Here we are once again, at the end of the year in the Christmas Season, a season of opposing views, of strange discord that boggles the mind and does not make sense. It’s once again the season of opposition of the spiritual and the commercial. We try to blend the two – the season of peace, of the legend of the Christ-child, of inner quiet and spiritual awakening and renewal… and then the season of “giving”, of Christmas trees, lights, of presents, giving and receiving, of generally adorning our environment to help us “get in the spirit” to feel something special that we hope will be fulfilling, warm, and maybe nostalgic and encouraging. I like this Zen Habits post.
We all have seen our favorite Christmas Movies… A Christmas Carol, It’s a Wonderful Life, A Christmas Story, The Grinch, Elf, etc. They all tell a story of the different views on the world, of seeing beyond the world that we know, perhaps of facing hardship or shaking us out of our complacency, of realizing the true meaning of life, of coming to terms with who we really are, of our situation… what we have perhaps become… and seeing it clearly. Perhaps there is a beautiful transformation, as with Scrooge following his visit by the ghost of Marley and the three Christmas ghosts. A story of a cold, bitter heart transformed by insight of the fleeting nature of life and existence, and a glimpse of that warmth which is brought by genuine caring and love, and renewed with a spirit of giving and gratitude. Ah, the stories which give meaning to the Season.
Sadly, not all of us are open to the potential of transformation. The USA was shook last week by yet another mass school shooting, this time very young children were the victims. It was a truly horrible, cruel and tragic event. There is something deeply wrong with us, with our society, which creates the possibility for something like these events to happen. There is I think a deep spiritual emptiness within us, something that we long to fill. We know that there are the basic necessities for humans to fully develop and thrive… Maslow pointed these out, and it does point to the fact that there likely are aspects of life that just can’t be realized without a foundation of Love… for others and also importantly, for ourselves. Not in a prideful sense, but an accepting, nurturing awareness for ourselves.

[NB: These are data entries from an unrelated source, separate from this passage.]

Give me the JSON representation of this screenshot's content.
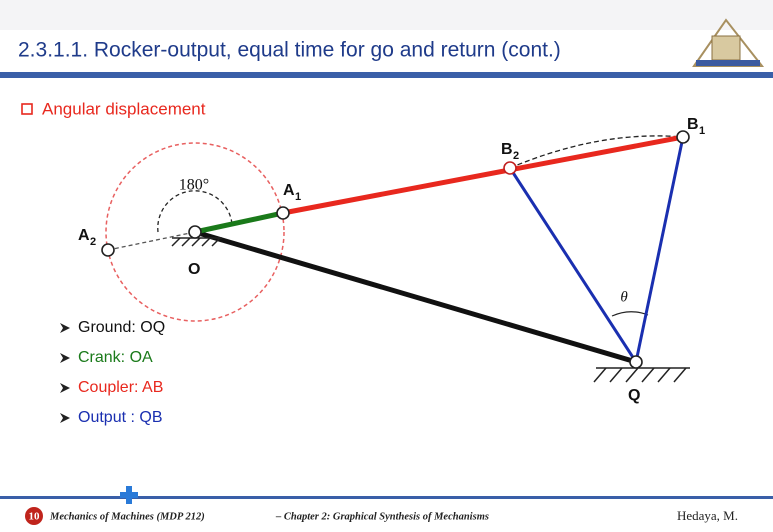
{
  "header": {
    "title": "2.3.1.1. Rocker-output, equal time for go and return (cont.)"
  },
  "section": {
    "heading": "Angular displacement"
  },
  "diagram": {
    "angle_label": "180°",
    "theta_label": "θ",
    "points": {
      "O": {
        "label": "O"
      },
      "Q": {
        "label": "Q"
      },
      "A1": {
        "label": "A",
        "sub": "1"
      },
      "A2": {
        "label": "A",
        "sub": "2"
      },
      "B1": {
        "label": "B",
        "sub": "1"
      },
      "B2": {
        "label": "B",
        "sub": "2"
      }
    }
  },
  "legend": [
    {
      "text": "Ground: OQ",
      "color": "#111111"
    },
    {
      "text": "Crank: OA",
      "color": "#1a7a1a"
    },
    {
      "text": "Coupler: AB",
      "color": "#e8281e"
    },
    {
      "text": "Output : QB",
      "color": "#1a2fb0"
    }
  ],
  "footer": {
    "page": "10",
    "course": "Mechanics of Machines (MDP 212)",
    "chapter": "– Chapter 2: Graphical Synthesis of Mechanisms",
    "author": "Hedaya, M."
  }
}
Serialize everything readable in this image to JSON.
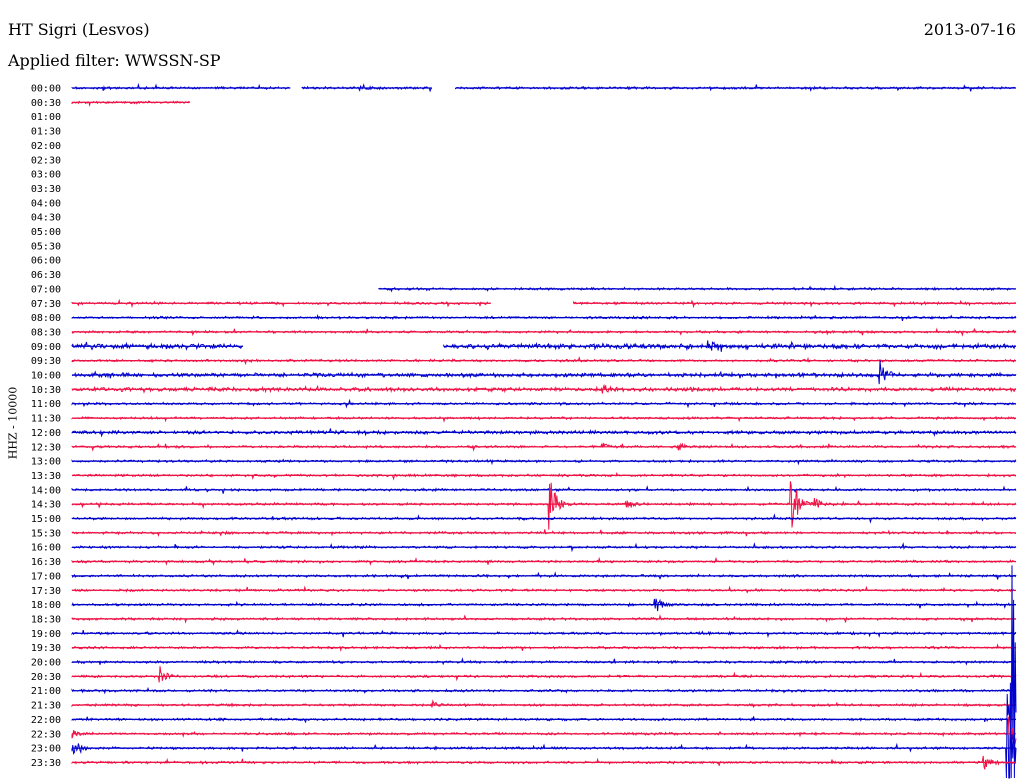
{
  "header": {
    "station": "HT Sigri (Lesvos)",
    "date": "2013-07-16",
    "filter": "Applied filter: WWSSN-SP",
    "channel": "HHZ - 10000"
  },
  "colors": {
    "even_row": "#0000cc",
    "odd_row": "#ee1144"
  },
  "chart_data": {
    "type": "line",
    "subtype": "helicorder",
    "row_labels": [
      "00:00",
      "00:30",
      "01:00",
      "01:30",
      "02:00",
      "02:30",
      "03:00",
      "03:30",
      "04:00",
      "04:30",
      "05:00",
      "05:30",
      "06:00",
      "06:30",
      "07:00",
      "07:30",
      "08:00",
      "08:30",
      "09:00",
      "09:30",
      "10:00",
      "10:30",
      "11:00",
      "11:30",
      "12:00",
      "12:30",
      "13:00",
      "13:30",
      "14:00",
      "14:30",
      "15:00",
      "15:30",
      "16:00",
      "16:30",
      "17:00",
      "17:30",
      "18:00",
      "18:30",
      "19:00",
      "19:30",
      "20:00",
      "20:30",
      "21:00",
      "21:30",
      "22:00",
      "22:30",
      "23:00",
      "23:30"
    ],
    "segments_minutes": {
      "00:00": [
        [
          0,
          18.5
        ],
        [
          19.5,
          30.5
        ],
        [
          32.5,
          80
        ]
      ],
      "00:30": [
        [
          0,
          10
        ]
      ],
      "07:00": [
        [
          26,
          80
        ]
      ],
      "07:30": [
        [
          0,
          35.5
        ],
        [
          42.5,
          80
        ]
      ],
      "09:00": [
        [
          0,
          14.5
        ],
        [
          31.5,
          80
        ]
      ]
    },
    "noise_amplitude_hint": {
      "09:00": 2,
      "10:00": 1.5,
      "10:30": 1.5,
      "12:00": 1.3
    },
    "events": [
      {
        "row": "00:00",
        "minute": 24.5,
        "amplitude": 3
      },
      {
        "row": "09:00",
        "minute": 54,
        "amplitude": 6
      },
      {
        "row": "09:30",
        "minute": 62,
        "amplitude": 2
      },
      {
        "row": "10:00",
        "minute": 68.5,
        "amplitude": 14
      },
      {
        "row": "10:30",
        "minute": 45,
        "amplitude": 4
      },
      {
        "row": "12:30",
        "minute": 45,
        "amplitude": 3
      },
      {
        "row": "12:30",
        "minute": 51.5,
        "amplitude": 3
      },
      {
        "row": "14:30",
        "minute": 40.5,
        "amplitude": 30
      },
      {
        "row": "14:30",
        "minute": 47,
        "amplitude": 6
      },
      {
        "row": "14:30",
        "minute": 61,
        "amplitude": 35
      },
      {
        "row": "14:30",
        "minute": 63,
        "amplitude": 6
      },
      {
        "row": "18:00",
        "minute": 49.5,
        "amplitude": 8
      },
      {
        "row": "20:30",
        "minute": 7.5,
        "amplitude": 10
      },
      {
        "row": "21:30",
        "minute": 30.5,
        "amplitude": 4
      },
      {
        "row": "22:00",
        "minute": 79.5,
        "amplitude": 320
      },
      {
        "row": "22:30",
        "minute": 0,
        "amplitude": 4
      },
      {
        "row": "22:30",
        "minute": 79.5,
        "amplitude": 22
      },
      {
        "row": "23:00",
        "minute": 0,
        "amplitude": 16
      },
      {
        "row": "23:00",
        "minute": 79.3,
        "amplitude": 60
      },
      {
        "row": "23:30",
        "minute": 77.3,
        "amplitude": 10
      }
    ]
  }
}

There will always be an emptiness if this cannot be met or recognized. We need to be able to reach out and find that Love for ourselves. I think there is much truth in this, that love and belonging are essential, and are the middle bridge of development which needs to be fostered in our world, if we are to have a chance of real growth. I know that I’ve been blessed to have experienced love as a child, and was able to grow to experience aspects of Maslow’s higher esteem and self-actualization. What allows us to recognize morality without these notions of love and compassion?
I was blessed during the writing of this post by a childhood memory of a small story book I was given at Christmas, The Gift of the Magi, by O. Henry (William Sydney Porter). My parents struggled to make ends meet when we were young, and my father liked to give us used books which he felt were valuable. I remember this one, and I wish that I still had it today. I fortunately recall the memory of this particular gift. The touching story of loving self-sacrifice ends with these words:
"The magi, as you know, were wise men--wonderfully wise men--who brought gifts to the Babe in the manger. They invented the art of giving Christmas presents. Being wise, their gifts were no doubt wise ones, possibly bearing the privilege of exchange in case of duplication. And here I have lamely related to you the uneventful chronicle of two foolish children in a flat who most unwisely sacrificed for each other the greatest treasures of their house. But in a last word to the wise of these days let it be said that of all who give gifts these two were the wisest. O all who give and receive gifts, such as they are wisest. Everywhere they are wisest. They are the magi."
The Gift of the Magi, by William Sydney Porter
Gifts do not need to be grand at Christmas, I have come to truly appreciate simplicity… it is about quality, and not quantity. I like to think that my father recognized the importance of love and self-sacrifice and wanted me to read the story and feel it the way he did, and to also feel it and live it. I am also fortunate to say that my mother is still alive today, and she has demonstrated the ideal of the Gift of the Magi story throughout her entire life, a living example of love and self-sacrifice for her children and those around her. I give thanks for my family and friends around me.
I hope all may find new peace, wisdom, joy and enlightenment this Season, and throughout the New Year.